Effectivement, j’ai commencé le théâtre très jeune et j’ai tout de suite voulu rester sur scène le plus longtemps possible. Idéalement, toute ma vie. Je me suis donné le maximum de moyens pour occuper la scène, exploiter mes émotions que je trouvais et trouve particulièrement fortes et de pouvoir les canaliser dans quelque chose, sans forcément parler d’une visée thérapeutique. Les mettre en mots et en chanson m’a paru être la manière la plus naturelle. J’ai commencé, de façon assez informelle, en ayant eu quelques groupes et lorsque mon premier groupe s’est arrêté, je me suis lancée toute seule en me rendant compte que j’avais les clés pour faire des choses et que le meilleur moyen de les faire c’était de ne pas attendre les personnes, un aval ou des occasions particulières. C’est à ce moment-là que je me suis mise à mon piano, j’ai commencé à composer des chansons et j’en suis ici maintenant.

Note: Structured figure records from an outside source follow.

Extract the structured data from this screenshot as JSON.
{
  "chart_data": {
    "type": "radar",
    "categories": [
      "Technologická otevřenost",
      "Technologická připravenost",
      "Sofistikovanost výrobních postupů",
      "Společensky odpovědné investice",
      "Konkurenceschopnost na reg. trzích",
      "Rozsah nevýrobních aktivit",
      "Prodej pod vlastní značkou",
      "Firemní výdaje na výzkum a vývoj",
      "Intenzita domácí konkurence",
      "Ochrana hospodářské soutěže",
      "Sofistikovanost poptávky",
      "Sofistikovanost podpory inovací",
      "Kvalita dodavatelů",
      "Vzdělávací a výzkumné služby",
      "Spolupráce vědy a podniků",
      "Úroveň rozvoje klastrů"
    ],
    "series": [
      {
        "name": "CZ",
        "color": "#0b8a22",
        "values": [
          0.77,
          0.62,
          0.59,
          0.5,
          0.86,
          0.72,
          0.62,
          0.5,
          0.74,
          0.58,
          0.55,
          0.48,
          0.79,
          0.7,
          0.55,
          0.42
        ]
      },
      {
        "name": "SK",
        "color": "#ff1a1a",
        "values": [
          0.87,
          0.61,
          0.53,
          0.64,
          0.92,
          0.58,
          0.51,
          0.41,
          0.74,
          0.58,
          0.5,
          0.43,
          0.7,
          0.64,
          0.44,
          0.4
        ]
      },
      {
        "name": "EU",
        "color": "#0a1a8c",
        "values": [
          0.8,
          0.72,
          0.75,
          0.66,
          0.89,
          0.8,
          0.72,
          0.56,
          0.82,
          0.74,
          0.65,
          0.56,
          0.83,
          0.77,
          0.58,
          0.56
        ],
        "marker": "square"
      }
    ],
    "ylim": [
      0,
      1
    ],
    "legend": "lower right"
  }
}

Quels sont les artistes qui t’ont donnée envie de faire de la musique ?

Je suis une très grande fan de chanson française de toutes les époques et de tous les genres. J’ai des grands noms comme Barbara, Gainsbourg, Aznavour, Piaf… La liste ne pourra pas être exhaustive ! Et j’ai aussi aimé les artistes qui sont plus de mon époque. J’ai eu des phases avec Camélia Jordana, Brigitte… Mais je n’estime pas que des artistes m’aient vraiment inspirée. C’est ma vie, mon quotidien et mes émotions qui m’inspirent. Bien sûr que j’ai des goûts musicaux qui me donnent envie de faire des choses qui vont dans cet univers mais des chanteurs et des personnalités ne vont pas m’inspirer, leur musique oui.

J’ai l’impression qu’il y a beaucoup d’instantané dans ta façon d’écrire et de t’exprimer. Peux-tu me parler un peu de ta façon de travailler ?

Je suis assurément une personne féministe dans la mesure où c’est absolument vital d’être féministe dans notre époque.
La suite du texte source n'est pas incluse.